5 thoughts on “Cooking Sucks – Revisited

  1. I love cooking. Unless I *have* to cook. In which case I’m inclined to throw my hands up and heat up a can of soup or order delivery. In my case it’s the combined problems of lack of time and picky family (toddlers, whee!) that make it nearly impossible to deal with weekday dinners even when I go into them with a solid plan. Lucky for me toddlers are pretty much always feral, so I can throw bread and a heated-up frozen meatball at him and he’s happy.

    Dishes suck too. Even with a dishwasher. I don’t know what I’m doing wrong but I feel like I always find the most complicated way to cook anything, and use up every dish and implement in the kitchen in the process.

  2. I have no idea when it happened but I find cooking therapeutic. It’s a lot to constantly be doing the dishes. My kitchen is small and I believe in the philosophy of cleaning as you go. And even that is some weird hump that I’m able to get over. I’m not sure that I’d be as up for being on my feet after your new job. My only recommendation is to explore making single serving meals to put in the freezer or to cook for multiple meals.

    • I think cooking can be therapeutic for me, but it can also be a grind. I haven’t yet sorted out what makes the difference between these two states.

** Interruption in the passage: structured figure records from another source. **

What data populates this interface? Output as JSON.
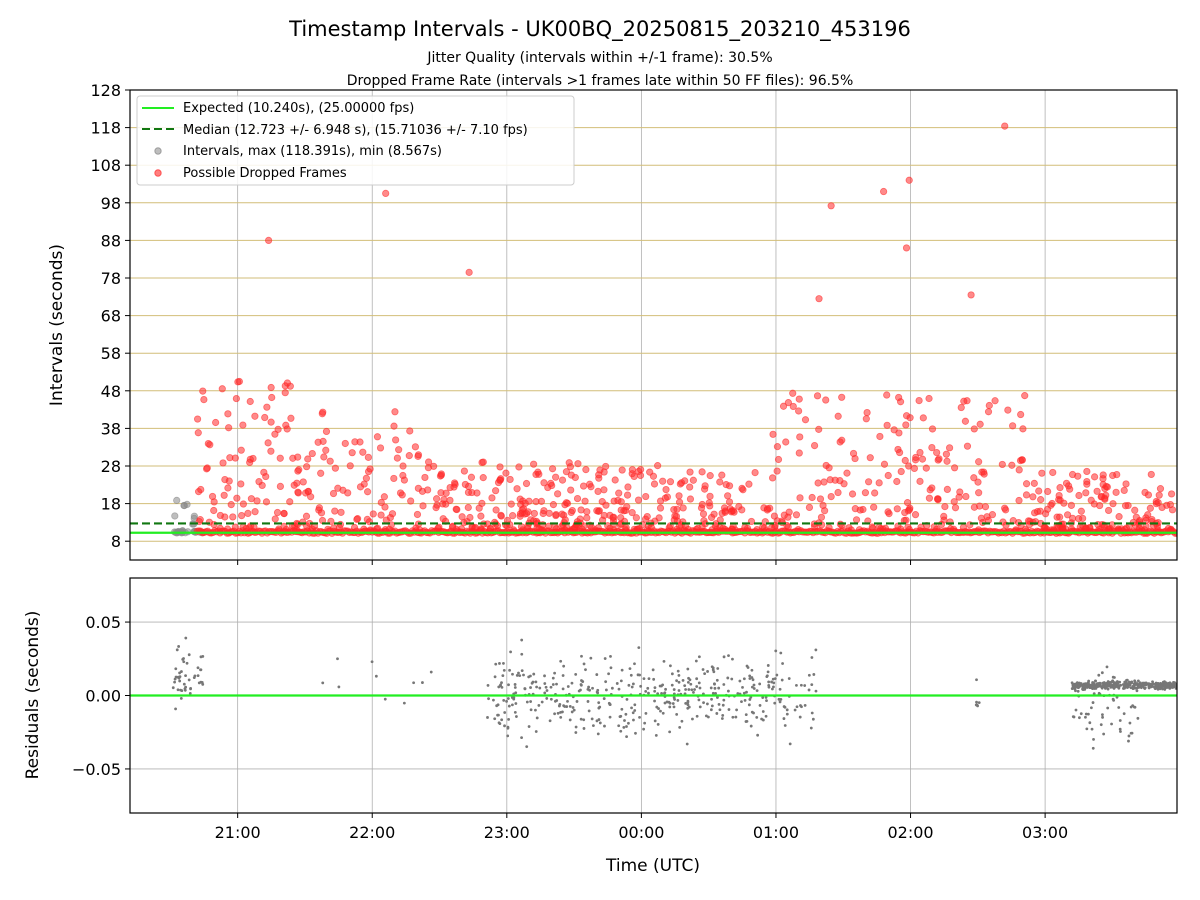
{
  "figure": {
    "title": "Timestamp Intervals - UK00BQ_20250815_203210_453196",
    "subtitle_1": "Jitter Quality (intervals within +/-1 frame): 30.5%",
    "subtitle_2": "Dropped Frame Rate (intervals >1 frames late within 50 FF files): 96.5%"
  },
  "chart_data": [
    {
      "type": "scatter",
      "name": "intervals-panel",
      "ylabel": "Intervals (seconds)",
      "xlabel": "",
      "x_unit": "hours since 00:00 UTC (axis shows clock time)",
      "xlim": [
        -3.8,
        3.98
      ],
      "ylim": [
        3,
        128
      ],
      "yticks": [
        8,
        18,
        28,
        38,
        48,
        58,
        68,
        78,
        88,
        98,
        108,
        118,
        128
      ],
      "grid": "both",
      "legend_position": "upper-left",
      "legend": [
        "Expected (10.240s), (25.00000 fps)",
        "Median (12.723 +/- 6.948 s), (15.71036 +/- 7.10 fps)",
        "Intervals, max (118.391s), min (8.567s)",
        "Possible Dropped Frames"
      ],
      "expected_line": 10.24,
      "median_line": 12.723,
      "colors": {
        "expected": "#22ee22",
        "median": "#117711",
        "intervals": "#888888",
        "dropped": "#ff2a2a",
        "reference_gridline": "#d2be78"
      }
    },
    {
      "type": "scatter",
      "name": "residuals-panel",
      "ylabel": "Residuals (seconds)",
      "xlabel": "Time (UTC)",
      "xlim": [
        -3.8,
        3.98
      ],
      "ylim": [
        -0.08,
        0.08
      ],
      "yticks": [
        -0.05,
        0.0,
        0.05
      ],
      "ytick_labels": [
        "−0.05",
        "0.00",
        "0.05"
      ],
      "xticks": [
        -3,
        -2,
        -1,
        0,
        1,
        2,
        3
      ],
      "xtick_labels": [
        "21:00",
        "22:00",
        "23:00",
        "00:00",
        "01:00",
        "02:00",
        "03:00"
      ],
      "zero_line": 0.0,
      "grid": "both"
    }
  ]
}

      I clean as I go, but probably not as well as most. I’m still trying to nail it down. And then that can get frustrating because I’ll put a spoon in the soapy water thinking I’m done with it, only to find I need another… Argh.

      I’m getting better at cooking for the freezer; I’ll be writing about it for tomorrow.

      • I did forget to mention that I am also slow in my methods. That can definitely impact the tone of cooking when you’re tired.